The Effect of Variable Background on Oscillating Hot Coronal Loop due to Thermal Conduction

TL;DR

This paper models how a time-dependent cooling background in hot coronal loops affects the behavior of standing acoustic waves, revealing significant damping effects due to thermal conduction with theoretical and observational agreement.

Contribution

It introduces an analytical model for the impact of a variable, cooling background on standing acoustic waves in coronal loops, incorporating thermal conduction effects and matching observations.

Findings

Cooling background causes strong damping of standing waves.

Higher thermal conductivity increases wave amplitude decay.

Model predictions align well with observed loop oscillations.

Abstract

We investigate the effect of a variable, i.e. time-dependent, background on the standing acoustic (i.e. longitudinal) modes generated in a hot coronal loop. A theoretical model of 1D geometry describing the coronal loop is applied. The background temperature is allowed to change as a function of time and undergoes an exponential decay with characteristic cooling times typical for coronal loops. The magnetic field is assumed to be uniform. Thermal conduction is the dominant mechanism of cooling the hot background plasma in the presence of an unspecified thermodynamic source that maintains the initial equilibrium. The influence of the rapidly cooling background plasma on the behaviour of standing acoustic (longitudinal) waves is investigated analytically. The temporally evolving dispersion relation and wave amplitude are derived by using the WKB theory. An analytic solution for the time-dependent amplitude that describes the influence of thermal conduction on the standing longitudinal (acoustic) wave is obtained by exploiting the properties of Sturm-Liouville problems.
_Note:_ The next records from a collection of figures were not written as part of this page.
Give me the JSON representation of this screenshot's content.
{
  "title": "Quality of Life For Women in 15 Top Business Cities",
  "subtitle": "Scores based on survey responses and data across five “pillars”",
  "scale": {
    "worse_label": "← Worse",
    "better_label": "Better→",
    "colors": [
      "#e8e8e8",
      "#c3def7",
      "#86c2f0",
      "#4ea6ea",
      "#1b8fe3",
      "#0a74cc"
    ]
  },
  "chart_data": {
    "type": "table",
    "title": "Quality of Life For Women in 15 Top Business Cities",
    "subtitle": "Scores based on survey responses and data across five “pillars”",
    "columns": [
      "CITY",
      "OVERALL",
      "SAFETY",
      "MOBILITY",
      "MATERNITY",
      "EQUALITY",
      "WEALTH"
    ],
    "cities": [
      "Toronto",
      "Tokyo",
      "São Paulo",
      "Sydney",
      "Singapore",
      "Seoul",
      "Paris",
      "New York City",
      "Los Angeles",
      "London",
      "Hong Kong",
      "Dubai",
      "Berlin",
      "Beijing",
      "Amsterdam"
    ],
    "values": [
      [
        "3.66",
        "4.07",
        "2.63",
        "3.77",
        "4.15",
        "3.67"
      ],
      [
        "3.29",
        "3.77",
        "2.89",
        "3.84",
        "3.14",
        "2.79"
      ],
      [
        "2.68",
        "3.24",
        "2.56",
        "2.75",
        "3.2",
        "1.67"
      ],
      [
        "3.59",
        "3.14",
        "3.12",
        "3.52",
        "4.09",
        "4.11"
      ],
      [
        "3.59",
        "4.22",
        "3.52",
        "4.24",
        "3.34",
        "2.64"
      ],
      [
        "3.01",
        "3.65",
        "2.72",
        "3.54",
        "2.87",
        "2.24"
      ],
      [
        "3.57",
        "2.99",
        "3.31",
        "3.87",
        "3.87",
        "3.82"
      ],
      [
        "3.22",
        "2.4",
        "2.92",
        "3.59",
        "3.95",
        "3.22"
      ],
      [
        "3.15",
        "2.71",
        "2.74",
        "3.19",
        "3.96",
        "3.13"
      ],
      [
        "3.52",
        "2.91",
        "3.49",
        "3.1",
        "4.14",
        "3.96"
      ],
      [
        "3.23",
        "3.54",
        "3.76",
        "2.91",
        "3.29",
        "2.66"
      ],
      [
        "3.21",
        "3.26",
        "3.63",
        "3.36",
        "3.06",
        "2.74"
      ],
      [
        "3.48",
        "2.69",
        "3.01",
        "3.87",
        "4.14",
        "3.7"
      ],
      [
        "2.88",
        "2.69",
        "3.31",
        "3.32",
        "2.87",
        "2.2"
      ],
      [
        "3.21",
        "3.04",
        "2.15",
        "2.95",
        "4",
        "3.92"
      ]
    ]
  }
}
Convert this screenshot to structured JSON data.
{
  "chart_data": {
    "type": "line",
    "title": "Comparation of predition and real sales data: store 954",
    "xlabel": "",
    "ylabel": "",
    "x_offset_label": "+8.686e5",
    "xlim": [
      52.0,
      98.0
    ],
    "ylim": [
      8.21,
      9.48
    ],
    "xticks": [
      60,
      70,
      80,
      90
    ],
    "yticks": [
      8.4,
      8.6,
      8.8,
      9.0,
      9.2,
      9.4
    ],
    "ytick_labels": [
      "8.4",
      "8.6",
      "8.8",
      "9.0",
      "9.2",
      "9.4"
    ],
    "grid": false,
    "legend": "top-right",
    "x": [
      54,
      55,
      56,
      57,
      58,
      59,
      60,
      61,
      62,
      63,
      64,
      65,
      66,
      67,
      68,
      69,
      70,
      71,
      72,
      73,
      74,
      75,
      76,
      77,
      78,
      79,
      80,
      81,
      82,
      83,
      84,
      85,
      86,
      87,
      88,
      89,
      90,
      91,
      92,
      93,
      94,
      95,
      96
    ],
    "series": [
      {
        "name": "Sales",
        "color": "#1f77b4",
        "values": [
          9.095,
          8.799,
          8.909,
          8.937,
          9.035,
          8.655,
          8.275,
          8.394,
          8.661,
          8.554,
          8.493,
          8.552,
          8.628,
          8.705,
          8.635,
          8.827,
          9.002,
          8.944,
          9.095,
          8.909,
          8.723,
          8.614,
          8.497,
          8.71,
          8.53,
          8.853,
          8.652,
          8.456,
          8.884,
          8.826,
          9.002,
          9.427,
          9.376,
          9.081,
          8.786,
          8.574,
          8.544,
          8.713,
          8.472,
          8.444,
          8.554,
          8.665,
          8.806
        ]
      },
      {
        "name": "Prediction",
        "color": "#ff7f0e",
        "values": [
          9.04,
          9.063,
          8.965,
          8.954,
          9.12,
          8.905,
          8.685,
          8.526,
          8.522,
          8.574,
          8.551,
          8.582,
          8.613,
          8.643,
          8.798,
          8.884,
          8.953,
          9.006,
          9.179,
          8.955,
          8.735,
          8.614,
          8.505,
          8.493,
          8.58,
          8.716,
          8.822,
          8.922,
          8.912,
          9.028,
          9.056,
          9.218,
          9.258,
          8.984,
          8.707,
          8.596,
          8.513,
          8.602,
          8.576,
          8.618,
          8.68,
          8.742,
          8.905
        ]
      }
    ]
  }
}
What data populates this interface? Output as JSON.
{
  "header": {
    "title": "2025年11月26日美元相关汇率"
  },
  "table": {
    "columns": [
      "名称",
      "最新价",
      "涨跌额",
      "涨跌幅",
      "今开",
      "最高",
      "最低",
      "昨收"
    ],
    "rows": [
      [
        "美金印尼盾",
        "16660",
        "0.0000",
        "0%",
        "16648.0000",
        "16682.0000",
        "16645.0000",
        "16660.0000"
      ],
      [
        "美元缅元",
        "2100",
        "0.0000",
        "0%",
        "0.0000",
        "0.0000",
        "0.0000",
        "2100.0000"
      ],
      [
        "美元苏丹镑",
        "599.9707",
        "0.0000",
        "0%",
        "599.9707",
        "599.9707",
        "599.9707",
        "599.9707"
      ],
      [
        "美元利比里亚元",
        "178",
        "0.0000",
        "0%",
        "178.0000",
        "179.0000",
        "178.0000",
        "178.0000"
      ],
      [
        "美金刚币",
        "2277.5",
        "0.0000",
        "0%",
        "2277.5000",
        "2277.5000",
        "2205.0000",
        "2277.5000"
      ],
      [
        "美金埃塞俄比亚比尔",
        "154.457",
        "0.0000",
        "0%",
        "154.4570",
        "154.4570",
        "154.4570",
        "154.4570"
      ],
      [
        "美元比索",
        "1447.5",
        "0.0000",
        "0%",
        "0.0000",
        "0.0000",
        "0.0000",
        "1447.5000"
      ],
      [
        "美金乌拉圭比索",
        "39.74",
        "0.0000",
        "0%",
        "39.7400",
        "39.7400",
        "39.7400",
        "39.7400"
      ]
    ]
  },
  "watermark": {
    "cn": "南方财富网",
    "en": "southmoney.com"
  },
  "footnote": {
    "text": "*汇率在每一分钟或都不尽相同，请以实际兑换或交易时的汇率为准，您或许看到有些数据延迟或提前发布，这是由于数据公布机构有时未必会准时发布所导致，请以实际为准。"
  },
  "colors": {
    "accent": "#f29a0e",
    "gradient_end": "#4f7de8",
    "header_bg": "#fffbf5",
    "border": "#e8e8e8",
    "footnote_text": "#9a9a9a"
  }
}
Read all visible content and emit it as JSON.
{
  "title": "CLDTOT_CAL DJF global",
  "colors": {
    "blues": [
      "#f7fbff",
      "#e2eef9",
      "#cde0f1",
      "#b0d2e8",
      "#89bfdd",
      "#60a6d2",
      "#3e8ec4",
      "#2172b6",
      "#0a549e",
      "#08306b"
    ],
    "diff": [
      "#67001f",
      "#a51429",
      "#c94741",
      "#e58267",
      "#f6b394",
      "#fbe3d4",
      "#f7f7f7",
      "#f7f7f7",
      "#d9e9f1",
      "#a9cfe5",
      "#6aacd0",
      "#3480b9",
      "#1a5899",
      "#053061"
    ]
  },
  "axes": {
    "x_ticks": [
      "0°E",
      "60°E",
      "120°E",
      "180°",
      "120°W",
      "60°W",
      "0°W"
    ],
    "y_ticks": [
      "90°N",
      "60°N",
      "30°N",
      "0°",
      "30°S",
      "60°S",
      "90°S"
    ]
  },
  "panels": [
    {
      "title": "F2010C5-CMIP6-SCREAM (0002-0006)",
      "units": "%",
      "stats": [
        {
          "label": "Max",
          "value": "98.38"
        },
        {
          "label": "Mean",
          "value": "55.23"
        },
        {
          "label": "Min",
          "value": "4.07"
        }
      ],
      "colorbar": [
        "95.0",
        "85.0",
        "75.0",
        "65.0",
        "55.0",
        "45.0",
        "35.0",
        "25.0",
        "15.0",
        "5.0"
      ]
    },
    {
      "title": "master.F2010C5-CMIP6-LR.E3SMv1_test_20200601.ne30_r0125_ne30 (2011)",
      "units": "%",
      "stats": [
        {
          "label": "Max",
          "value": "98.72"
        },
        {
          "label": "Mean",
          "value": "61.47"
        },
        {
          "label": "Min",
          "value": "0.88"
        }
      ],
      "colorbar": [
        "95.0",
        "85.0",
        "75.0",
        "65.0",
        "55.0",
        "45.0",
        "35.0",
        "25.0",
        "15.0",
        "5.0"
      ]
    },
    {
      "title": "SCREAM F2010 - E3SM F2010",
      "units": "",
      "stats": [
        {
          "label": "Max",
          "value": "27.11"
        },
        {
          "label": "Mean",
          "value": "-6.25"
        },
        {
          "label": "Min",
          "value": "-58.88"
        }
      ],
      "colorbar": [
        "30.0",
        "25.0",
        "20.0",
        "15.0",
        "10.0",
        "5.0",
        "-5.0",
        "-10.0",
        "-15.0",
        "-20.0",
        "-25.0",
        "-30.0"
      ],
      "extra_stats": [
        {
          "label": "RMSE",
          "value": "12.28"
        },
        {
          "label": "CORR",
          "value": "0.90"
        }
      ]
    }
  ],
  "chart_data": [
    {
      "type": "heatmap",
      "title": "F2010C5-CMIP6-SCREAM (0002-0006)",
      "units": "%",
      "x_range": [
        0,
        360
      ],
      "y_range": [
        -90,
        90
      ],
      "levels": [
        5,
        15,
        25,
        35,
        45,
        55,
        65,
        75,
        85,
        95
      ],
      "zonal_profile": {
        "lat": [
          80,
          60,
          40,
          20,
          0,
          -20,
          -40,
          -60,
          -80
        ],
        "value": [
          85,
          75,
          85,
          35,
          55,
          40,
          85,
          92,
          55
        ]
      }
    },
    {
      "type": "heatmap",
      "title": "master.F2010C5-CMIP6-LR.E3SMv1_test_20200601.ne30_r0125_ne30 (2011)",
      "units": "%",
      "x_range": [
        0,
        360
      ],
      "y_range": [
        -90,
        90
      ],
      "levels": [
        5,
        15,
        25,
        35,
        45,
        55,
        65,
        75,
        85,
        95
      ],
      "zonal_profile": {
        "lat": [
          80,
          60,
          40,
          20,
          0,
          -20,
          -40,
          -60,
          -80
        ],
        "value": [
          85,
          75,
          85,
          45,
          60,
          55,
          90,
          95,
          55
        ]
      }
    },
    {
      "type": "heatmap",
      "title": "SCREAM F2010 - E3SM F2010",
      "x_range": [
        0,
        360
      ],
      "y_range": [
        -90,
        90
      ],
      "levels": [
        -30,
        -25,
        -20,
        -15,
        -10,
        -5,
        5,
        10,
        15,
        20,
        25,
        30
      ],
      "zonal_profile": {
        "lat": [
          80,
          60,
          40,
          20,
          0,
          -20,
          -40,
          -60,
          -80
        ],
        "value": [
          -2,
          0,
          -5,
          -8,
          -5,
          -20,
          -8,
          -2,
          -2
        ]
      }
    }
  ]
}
Next, numerical evaluations further illustrate the behaviour of the standing acoustic waves in a system with variable, time dependent background. The results are applied to a number of detected loop oscillations. We find a remarkable agreement between the theoretical predictions and the observations. The cooling of the background plasma due to thermal conduction is found to cause a strong damping for the slow standing magneto-acoustic waves in hot coronal loops in general. Further to this, the increase in the value of thermal conductivity leads to a strong decay in the amplitude of the longitudinal standing slow MHD waves.